In the first group, polylactic acid (PLA), a plastic derived from corn, comes out on top as the most popular substitute. In comparison to a PET-based bag floating in the ocean, PLA decomposes four times faster, into water and carbon dioxide, in just 47 to 90 days.
But in order to get these kinds of results, certain conditions must be met. At high temperatures, PLA decomposes most effectively in industrial composting facilities. A plastic bag made of corn may last just as long in a landfill after being buried as one made of oil or gas.
Since resistant plastics like PET need UV light to decompose rather than bacteria, they take much longer to do so. According to estimates, the decomposition of plastic water bottles in landfills can take up to 450 years.
Due to UV light and constant motion, plastic bags that are floating in the ocean tear apart. They decompose and settle in 20 years. Fishing lines need about 600 years to break down while plastic bottles can take up to 450 years.
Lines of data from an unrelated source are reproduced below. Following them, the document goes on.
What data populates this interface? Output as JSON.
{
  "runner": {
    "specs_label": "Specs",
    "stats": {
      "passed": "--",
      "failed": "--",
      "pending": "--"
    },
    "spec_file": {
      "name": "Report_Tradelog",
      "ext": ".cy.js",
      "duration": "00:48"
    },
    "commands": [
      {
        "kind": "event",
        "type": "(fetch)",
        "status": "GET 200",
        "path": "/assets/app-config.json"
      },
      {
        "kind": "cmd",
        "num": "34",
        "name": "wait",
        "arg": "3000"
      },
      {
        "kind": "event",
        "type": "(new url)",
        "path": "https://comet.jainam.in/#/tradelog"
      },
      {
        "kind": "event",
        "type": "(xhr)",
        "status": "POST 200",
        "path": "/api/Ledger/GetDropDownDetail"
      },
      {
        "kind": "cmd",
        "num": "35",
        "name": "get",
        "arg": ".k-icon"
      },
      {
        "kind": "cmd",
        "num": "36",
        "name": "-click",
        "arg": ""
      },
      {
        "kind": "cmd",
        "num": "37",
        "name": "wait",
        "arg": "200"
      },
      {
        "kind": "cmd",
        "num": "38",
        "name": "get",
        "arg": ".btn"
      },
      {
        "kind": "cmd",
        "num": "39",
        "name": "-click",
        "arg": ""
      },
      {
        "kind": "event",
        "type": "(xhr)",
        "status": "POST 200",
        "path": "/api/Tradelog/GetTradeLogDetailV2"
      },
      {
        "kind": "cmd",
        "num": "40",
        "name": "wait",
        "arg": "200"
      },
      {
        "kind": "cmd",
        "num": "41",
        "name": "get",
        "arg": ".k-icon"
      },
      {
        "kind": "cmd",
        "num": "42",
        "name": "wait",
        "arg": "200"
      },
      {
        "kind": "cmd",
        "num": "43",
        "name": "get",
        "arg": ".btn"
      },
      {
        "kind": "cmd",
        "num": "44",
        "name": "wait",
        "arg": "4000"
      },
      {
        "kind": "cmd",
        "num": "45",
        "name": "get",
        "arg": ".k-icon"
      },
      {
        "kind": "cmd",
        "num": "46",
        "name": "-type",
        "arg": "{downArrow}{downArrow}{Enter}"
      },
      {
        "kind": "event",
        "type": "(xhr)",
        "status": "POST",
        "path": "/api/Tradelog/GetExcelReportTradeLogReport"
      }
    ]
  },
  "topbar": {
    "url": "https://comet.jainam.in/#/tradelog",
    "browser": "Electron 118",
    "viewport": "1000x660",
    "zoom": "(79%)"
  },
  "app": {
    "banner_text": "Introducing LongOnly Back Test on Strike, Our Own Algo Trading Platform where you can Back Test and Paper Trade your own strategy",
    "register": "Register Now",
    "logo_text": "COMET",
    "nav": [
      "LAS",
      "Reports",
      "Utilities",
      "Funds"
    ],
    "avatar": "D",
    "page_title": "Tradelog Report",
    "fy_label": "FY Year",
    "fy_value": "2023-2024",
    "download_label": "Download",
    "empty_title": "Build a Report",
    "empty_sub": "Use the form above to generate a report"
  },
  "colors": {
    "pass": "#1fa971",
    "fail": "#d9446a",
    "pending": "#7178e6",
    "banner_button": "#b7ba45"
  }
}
Over time, biodegradable materials disintegrate into smaller, more usable forms. Examples of this include excrement from people and animals, plant leaves, wood, fruit, roots, and dead people and animals (aside from hair and bones).
Plastic needs to be recycled because it doesn’t decompose easily. Plastic tends to disintegrate into smaller and smaller fragments until they are invisible. This indicates that every plastic molecule created since 1907 is still in the environment.
The duration of decomposition varies depending on the material composition and the environmental conditions during the recycling process, ranging from a few weeks to potentially millions of years. Despite the convenience and affordability of plastics, it is imperative that we reduce our usage of these materials.